Но туман и снег были настолько густыми, что ничего не давали видеть. Шквальный огонь продолжался еще полтора часа, а потом тишина прокатилась по фронту с юга на север, и ночь вдруг стала такой тихой, что падение снега звучало почти как шипение парового котла. Как все часовые, Гарри боролся со сном, изо всех сил стараясь держать глаза открытыми, и, как всем на свете часовым, это ему не всегда удавалось: время от времени он просыпался, обнаруживая, что на мгновение заснул стоя. Тогда он принимался топать ногами, глубоко дышать, ходить взад и вперед и награждать себя пощечинами, как в водевиле. Он их почти не чувствовал, потому что щеки и нос замерзли и онемели. Из любопытства он нажимал на разные участки лица, чтобы узнать, какие из них не реагируют на прикосновения, и зачарованно прощупал большим и указательным пальцами весь свой нос, который, казалось, принадлежал кому-то другому.
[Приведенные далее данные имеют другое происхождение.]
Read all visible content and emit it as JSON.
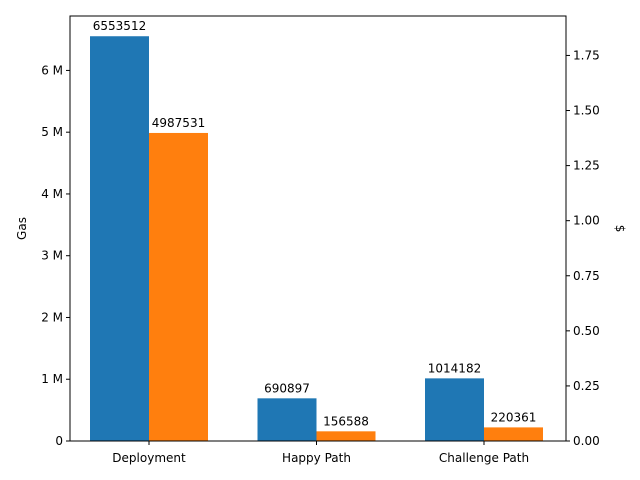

Часовые проводили ночь, глядя в пустоту и дрожа глубоко внутри. О наступлении рассвета они узнавали по тускнеющим звездам, если небо ясное, или, при облаках или тумане, по небольшим изменениям общего серого фона. Наблюдаемый таким образом рассвет длится гораздо дольше, чем его общеизвестный последний час.
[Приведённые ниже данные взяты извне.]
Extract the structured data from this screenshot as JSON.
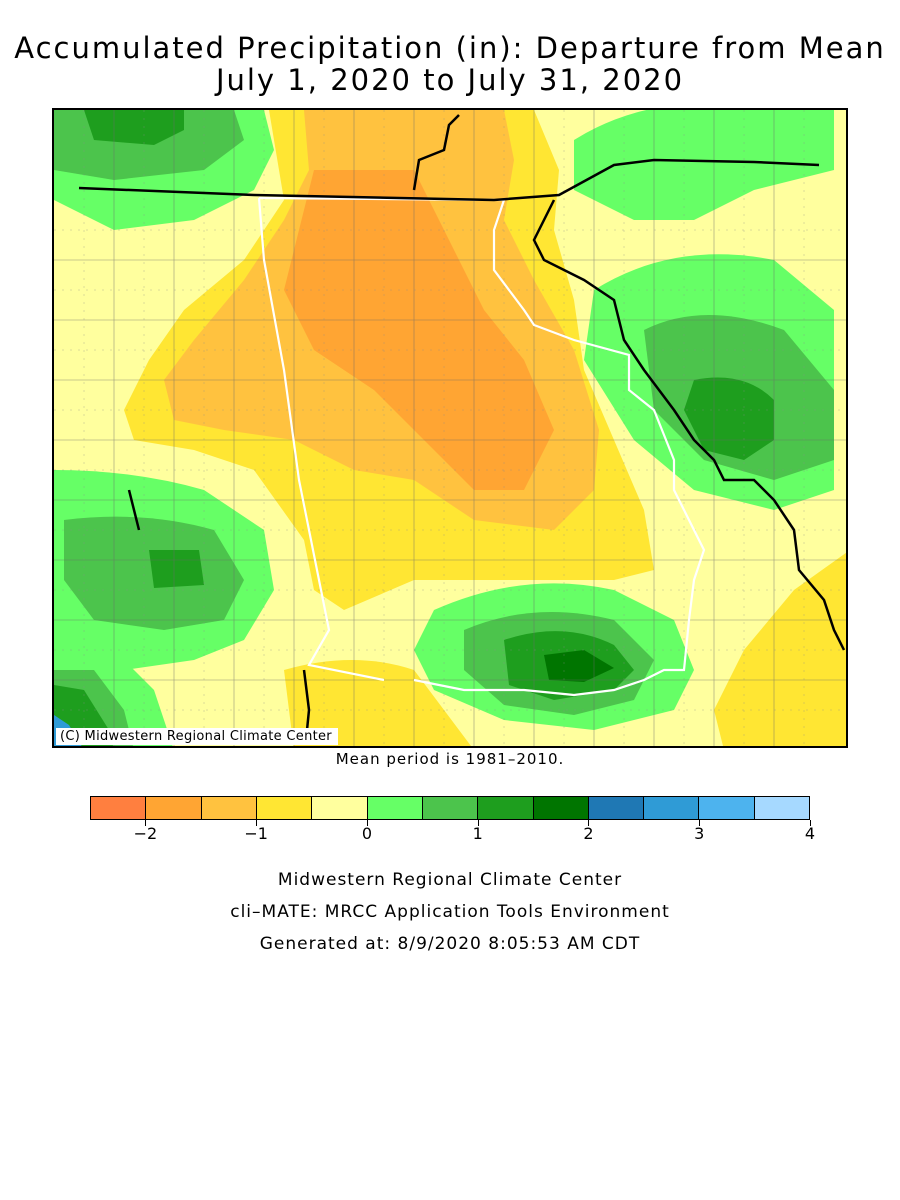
{
  "title_line1": "Accumulated Precipitation (in): Departure from Mean",
  "title_line2": "July 1, 2020 to July 31, 2020",
  "credit": "(C) Midwestern Regional Climate Center",
  "mean_note": "Mean period is 1981–2010.",
  "legend": {
    "colors": [
      "#ff7f3f",
      "#ffa533",
      "#ffc23f",
      "#ffe633",
      "#ffff9e",
      "#66ff66",
      "#4cc44c",
      "#1e9e1e",
      "#007500",
      "#1f78b4",
      "#2f9bd6",
      "#4db3ee",
      "#a6d9ff"
    ],
    "tick_labels": [
      "−2",
      "−1",
      "0",
      "1",
      "2",
      "3",
      "4"
    ]
  },
  "map": {
    "colors": {
      "near_normal": "#ffff9e",
      "dry_025": "#ffe633",
      "dry_05": "#ffc23f",
      "dry_1": "#ffa533",
      "wet_025": "#66ff66",
      "wet_05": "#4cc44c",
      "wet_1": "#1e9e1e",
      "wet_15": "#007500",
      "wet_2": "#1f78b4",
      "state_line": "#ffffff",
      "national_line": "#000000",
      "county_line": "#555555"
    }
  },
  "footer": {
    "line1": "Midwestern Regional Climate Center",
    "line2": "cli–MATE: MRCC Application Tools Environment",
    "line3": "Generated at: 8/9/2020 8:05:53 AM CDT"
  }
}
Когда рассвело настолько, что можно было разглядеть кору на деревьях, снегопад прекратился так же внезапно, как артиллерийский обстрел. Теперь затихло и его шипение, а ветер развеял туман перед вглядывающимися в него пехотинцами. Ветер и воздух невидимы, и все же они существуют. Как и Бог, воздух невидим, и все же вы чувствуете его присутствие, когда падаете сквозь него, или его давление на вас, когда поднимается ветер. Ветер всегда преподает какой-то урок, и сейчас он показывал низкий навес белых облаков и угольно-черных туч, покрытых эмалью оранжевого света, который двигался вдоль их нижней границы, словно некий художник касался их невидимой кистью. Когда поля очистились от тумана, все небо на востоке горело оранжевым заревом, и стали видны несколько пылающих городков. Равномерно распределенные на заснеженной равнине в соответствии с требованиями средневекового сельского уклада, они были похожи на костры. Столбы черного дыма поднимались над желтым пламенем внизу. Скоро эти городки займет их армия. В них или рядом с ними, с разбитыми надеждами, со все сильнее разгорающейся злостью солдаты вермахта ждали, чтобы защищаться или атаковать. Сражаясь, они будут тверды и бесчувственны, словно уже умерли. Отвечая пулей на пулю, ударом на удар, американцы встретятся с ними в смертельной схватке. Солдаты с обеих сторон сражаются не за то, что внушает им пропаганда, не за убеждения и не друг за друга, как это обычно утверждают. Они сражаются, потому что созданы для этого и твердо следуют импульсу, частью которого сами являются и который возник до начала времен.